Although the CMP apparatus is described as vacuum chucking the polishing sheet to the platen, other techniques could be used to secure the polishing sheet to the platen during polishing. For example, the edges of the polishing sheet could be clamped to the sides of the platen by a set of clamps.
Also, although the rollers are described as connected to the retainers by pins that are inserted through apertures, numerous other implantations are possible to rotatably connect the rollers to the platen. For example, a recess could be formed on the inner surface of the retainer to engage a pin that projects from the end face of the roller. The retainers 160 may be slightly bendable, and the rollers might be snap-fit into the retainers. Alternately, the recess in the inner surface of the retainer could form a labyrinth path that traps the rollers due to tension. Alternately, the retainer could be pivotally attached to the platen, and the roller could engage the retainer once the retainer is locked in position.
In addition, although the CMP apparatus is described as having one rectangular platen with a fixed-abrasive polishing sheet and two circular platens with standard polishing pads, other configurations are possible. For example, the apparatus can include one, two or three rectangular platens. In fact, one advantage of CMP apparatus 20 is that each platen base 170 is adaptable to receive either a rectangular platen or a circular platen. The polishing sheet on each rectangular platen may be a fixed abrasive or a non-fixed abrasive polishing material. Similarly, each polishing pad on the circular platen can be a fixed-abrasive or a non-fixed abrasive polishing material. The standard polishing pads can have a single hard layer (e.g., IC-1000), a single soft layer (e.g., as in a Polytex pad), or two stacked layers (e.g., as in a combined IC-1000/SUBA IV polishing pad). Different slurries and different polishing parameters, e.g., carrier head rotation rate, platen rotation rate, carrier head pressure, can be used at the different polishing stations.
One implementation of the CMP apparatus may include two rectangular platens with fixed-abrasive polishing sheets for primary polishing, and a circular platen with a soft polishing pad for buffing. The polishing parameters, pad composition and slurry composition can be selected so that the first polishing sheet has a faster polishing rate than the second polishing sheet.

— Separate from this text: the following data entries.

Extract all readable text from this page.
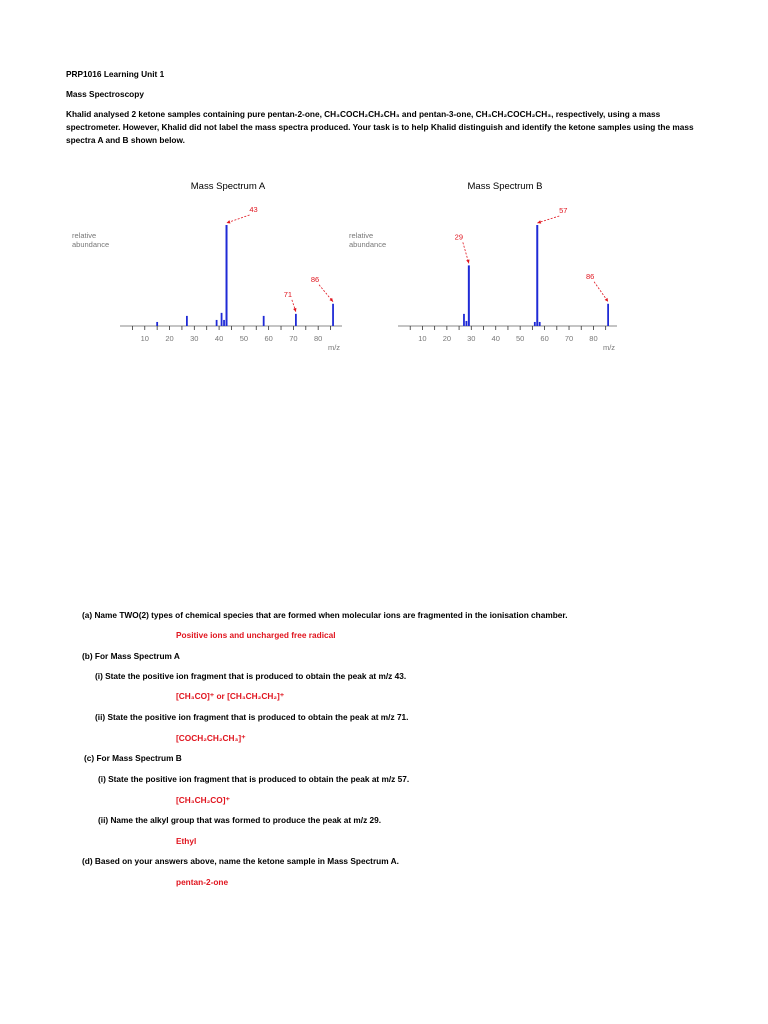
PRP1016 Learning Unit 1
Mass Spectroscopy
Khalid analysed 2 ketone samples containing pure pentan-2-one, CH₃COCH₂CH₂CH₃ and pentan-3-one, CH₃CH₂COCH₂CH₃, respectively, using a mass spectrometer. However, Khalid did not label the mass spectra produced. Your task is to help Khalid distinguish and identify the ketone samples using the mass spectra A and B shown below.
Mass Spectrum A	Mass Spectrum B
10 20 30 40 50 60 70 80
m/z
relative
abundance
43
71
86
10 20 30 40 50 60 70 80
m/z
relative
abundance
29
57
86
(a) Name TWO(2) types of chemical species that are formed when molecular ions are fragmented in the ionisation chamber.
Positive ions and uncharged free radical
(b) For Mass Spectrum A
(i) State the positive ion fragment that is produced to obtain the peak at m/z 43.
[CH₃CO]⁺ or [CH₃CH₂CH₂]⁺
(ii) State the positive ion fragment that is produced to obtain the peak at m/z 71.
[COCH₂CH₂CH₃]⁺
(c) For Mass Spectrum B
(i) State the positive ion fragment that is produced to obtain the peak at m/z 57.
[CH₃CH₂CO]⁺
(ii) Name the alkyl group that was formed to produce the peak at m/z 29.
Ethyl
(d) Based on your answers above, name the ketone sample in Mass Spectrum A.
pentan-2-one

In the previous description, numerous specific details are set forth, such as specific materials, structures, chemicals, processes, etc., to provide a better understanding of the present invention. However, the present invention can be practiced without resorting to the details specifically set forth. In other instances, well known processing and materials have not been described in detail in order not to unnecessarily obscure the present invention.
Only the preferred embodiment of the present invention and but a few examples of its versatility are shown and described in the present disclosure. It is to be understood that the present invention is capable of use in various other combinations and environments and is capable of changes or modifications within the scope of the inventive concept as expressed herein.